Marie-Nicole Lemieux (Contralto), Jan Lisiecki (Piano)
Orchestre symphonique de Montréal, Kent Nagano (Conductor)


Kent Nagano (© Felix Broede)


On Monday night, the Orchestre symphonique de Montréal (OSM) presented an almost masterful performance of Bruckner’s Symphony No. 9 in D minor. In a close, literal reading, Conductor Kent Nagano and the OSM realized many dramatic, intimate and anguished moments.



Nagano maintained a tight rein on the mounting drama of the monumental first movement. The early brass climax almost overwhelmed. The horns and Wagner tubas, unusually seated behind the second violins at stage left, played flawlessly. (The basses, also in an unorthodox location, were positioned behind the first violins and the cellos at stage right.) All string sections performed with ardour and precision. Nagano conducted the entire movement with firm pacing and even balance among all components of the orchestra. He bridged the various themes gracefully and sustained the rhythm, permitting the audience to “float” along with the music.
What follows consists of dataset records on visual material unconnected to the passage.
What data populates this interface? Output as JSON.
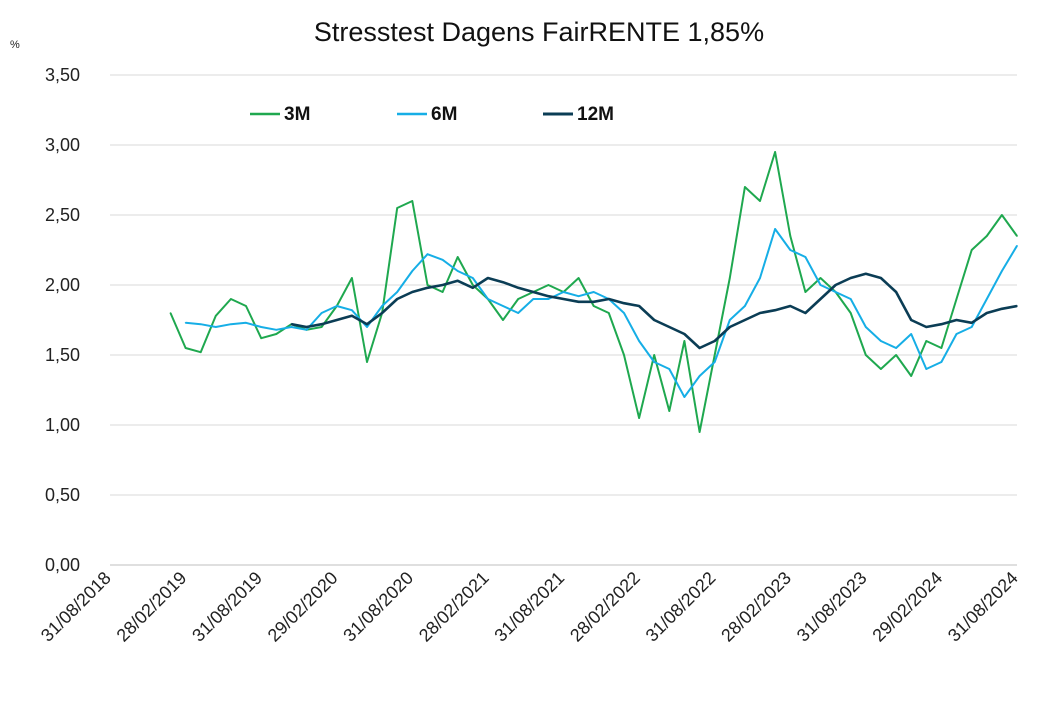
{
  "chart_data": {
    "type": "line",
    "title": "Stresstest Dagens FairRENTE 1,85%",
    "ylabel": "%",
    "xlabel": "",
    "ylim": [
      0,
      3.5
    ],
    "grid": true,
    "legend_position": "top-left",
    "y_ticks": [
      "0,00",
      "0,50",
      "1,00",
      "1,50",
      "2,00",
      "2,50",
      "3,00",
      "3,50"
    ],
    "y_tick_values": [
      0,
      0.5,
      1.0,
      1.5,
      2.0,
      2.5,
      3.0,
      3.5
    ],
    "x_ticks": [
      "31/08/2018",
      "28/02/2019",
      "31/08/2019",
      "29/02/2020",
      "31/08/2020",
      "28/02/2021",
      "31/08/2021",
      "28/02/2022",
      "31/08/2022",
      "28/02/2023",
      "31/08/2023",
      "29/02/2024",
      "31/08/2024"
    ],
    "x_index_range": [
      0,
      12
    ],
    "series": [
      {
        "name": "3M",
        "color": "#1fa84f",
        "x": [
          0.8,
          1.0,
          1.2,
          1.4,
          1.6,
          1.8,
          2.0,
          2.2,
          2.4,
          2.6,
          2.8,
          3.0,
          3.2,
          3.4,
          3.6,
          3.8,
          4.0,
          4.2,
          4.4,
          4.6,
          4.8,
          5.0,
          5.2,
          5.4,
          5.6,
          5.8,
          6.0,
          6.2,
          6.4,
          6.6,
          6.8,
          7.0,
          7.2,
          7.4,
          7.6,
          7.8,
          8.0,
          8.2,
          8.4,
          8.6,
          8.8,
          9.0,
          9.2,
          9.4,
          9.6,
          9.8,
          10.0,
          10.2,
          10.4,
          10.6,
          10.8,
          11.0,
          11.2,
          11.4,
          11.6,
          11.8,
          12.0
        ],
        "values": [
          1.8,
          1.55,
          1.52,
          1.78,
          1.9,
          1.85,
          1.62,
          1.65,
          1.72,
          1.68,
          1.7,
          1.85,
          2.05,
          1.45,
          1.8,
          2.55,
          2.6,
          2.0,
          1.95,
          2.2,
          2.0,
          1.9,
          1.75,
          1.9,
          1.95,
          2.0,
          1.95,
          2.05,
          1.85,
          1.8,
          1.5,
          1.05,
          1.5,
          1.1,
          1.6,
          0.95,
          1.5,
          2.05,
          2.7,
          2.6,
          2.95,
          2.35,
          1.95,
          2.05,
          1.95,
          1.8,
          1.5,
          1.4,
          1.5,
          1.35,
          1.6,
          1.55,
          1.9,
          2.25,
          2.35,
          2.5,
          2.35
        ]
      },
      {
        "name": "6M",
        "color": "#16aee6",
        "x": [
          1.0,
          1.2,
          1.4,
          1.6,
          1.8,
          2.0,
          2.2,
          2.4,
          2.6,
          2.8,
          3.0,
          3.2,
          3.4,
          3.6,
          3.8,
          4.0,
          4.2,
          4.4,
          4.6,
          4.8,
          5.0,
          5.2,
          5.4,
          5.6,
          5.8,
          6.0,
          6.2,
          6.4,
          6.6,
          6.8,
          7.0,
          7.2,
          7.4,
          7.6,
          7.8,
          8.0,
          8.2,
          8.4,
          8.6,
          8.8,
          9.0,
          9.2,
          9.4,
          9.6,
          9.8,
          10.0,
          10.2,
          10.4,
          10.6,
          10.8,
          11.0,
          11.2,
          11.4,
          11.6,
          11.8,
          12.0
        ],
        "values": [
          1.73,
          1.72,
          1.7,
          1.72,
          1.73,
          1.7,
          1.68,
          1.7,
          1.68,
          1.8,
          1.85,
          1.82,
          1.7,
          1.85,
          1.95,
          2.1,
          2.22,
          2.18,
          2.1,
          2.05,
          1.9,
          1.85,
          1.8,
          1.9,
          1.9,
          1.95,
          1.92,
          1.95,
          1.9,
          1.8,
          1.6,
          1.45,
          1.4,
          1.2,
          1.35,
          1.45,
          1.75,
          1.85,
          2.05,
          2.4,
          2.25,
          2.2,
          2.0,
          1.95,
          1.9,
          1.7,
          1.6,
          1.55,
          1.65,
          1.4,
          1.45,
          1.65,
          1.7,
          1.9,
          2.1,
          2.28
        ]
      },
      {
        "name": "12M",
        "color": "#0b3d55",
        "x": [
          2.4,
          2.6,
          2.8,
          3.0,
          3.2,
          3.4,
          3.6,
          3.8,
          4.0,
          4.2,
          4.4,
          4.6,
          4.8,
          5.0,
          5.2,
          5.4,
          5.6,
          5.8,
          6.0,
          6.2,
          6.4,
          6.6,
          6.8,
          7.0,
          7.2,
          7.4,
          7.6,
          7.8,
          8.0,
          8.2,
          8.4,
          8.6,
          8.8,
          9.0,
          9.2,
          9.4,
          9.6,
          9.8,
          10.0,
          10.2,
          10.4,
          10.6,
          10.8,
          11.0,
          11.2,
          11.4,
          11.6,
          11.8,
          12.0
        ],
        "values": [
          1.72,
          1.7,
          1.72,
          1.75,
          1.78,
          1.72,
          1.8,
          1.9,
          1.95,
          1.98,
          2.0,
          2.03,
          1.98,
          2.05,
          2.02,
          1.98,
          1.95,
          1.92,
          1.9,
          1.88,
          1.88,
          1.9,
          1.87,
          1.85,
          1.75,
          1.7,
          1.65,
          1.55,
          1.6,
          1.7,
          1.75,
          1.8,
          1.82,
          1.85,
          1.8,
          1.9,
          2.0,
          2.05,
          2.08,
          2.05,
          1.95,
          1.75,
          1.7,
          1.72,
          1.75,
          1.73,
          1.8,
          1.83,
          1.85
        ]
      }
    ]
  }
}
The vigorous, colorful and imaginatively realized Scherzo could have used a little more sparkle.



The concluding Adagio unfolded with sweeping grandeur. Each thematic section excelled on its own, but Nagano had difficultly in maintaining a seamless dramatic line – so vital in connecting the conductor to the music and the music to the listener. The performance lacked warmth. It engaged, but didn’t really reach out and grab the listener. As one critic ventured, it felt a little “haughty”.



Before intermission, Marie-Nicole Lemieux, at the peak of her career, sang Brahms’s Vier Ernste Gesänge with color and imagination, accompanied by a purportedly “Brahmsian” orchestration by the German composer Detlev Glanert (b. 1960). Prior to, between, and after the Songs, Glanert contributed four connecting preludes and a postlude of his own composition. To me they recalled the music of Britten’s Peter Grimes or Elgar’s Sea Pictures. They did, however, provide a credible riff to the harmonic modernity of Bruckner’s Ninth.



Busoni transcriptions of two Bach chorale preludes, Nun komm, der Heiden Heiland (Now Come, Saviour of the Gentiles) and Wachet auf, ruft uns die Stimme (Sleepers, awake!) framed the Brahms Songs. Jan Lisiecki delivered a delicate, correct interpretation from a piano placed at the far side of the stage in front of the horns. This curious placement may have been intended to provide a transition from the horns, which played the final notes of Glanert’s Postlude, into the opening of Wachet auf. Nagano allowed only a few seconds pause between the two.



This concert formed part of the Montreal Bach Festival. Just two preludes, however, and transcriptions at that, totalling less than ten minutes, hardly qualify a concert to be part of a Bach festival.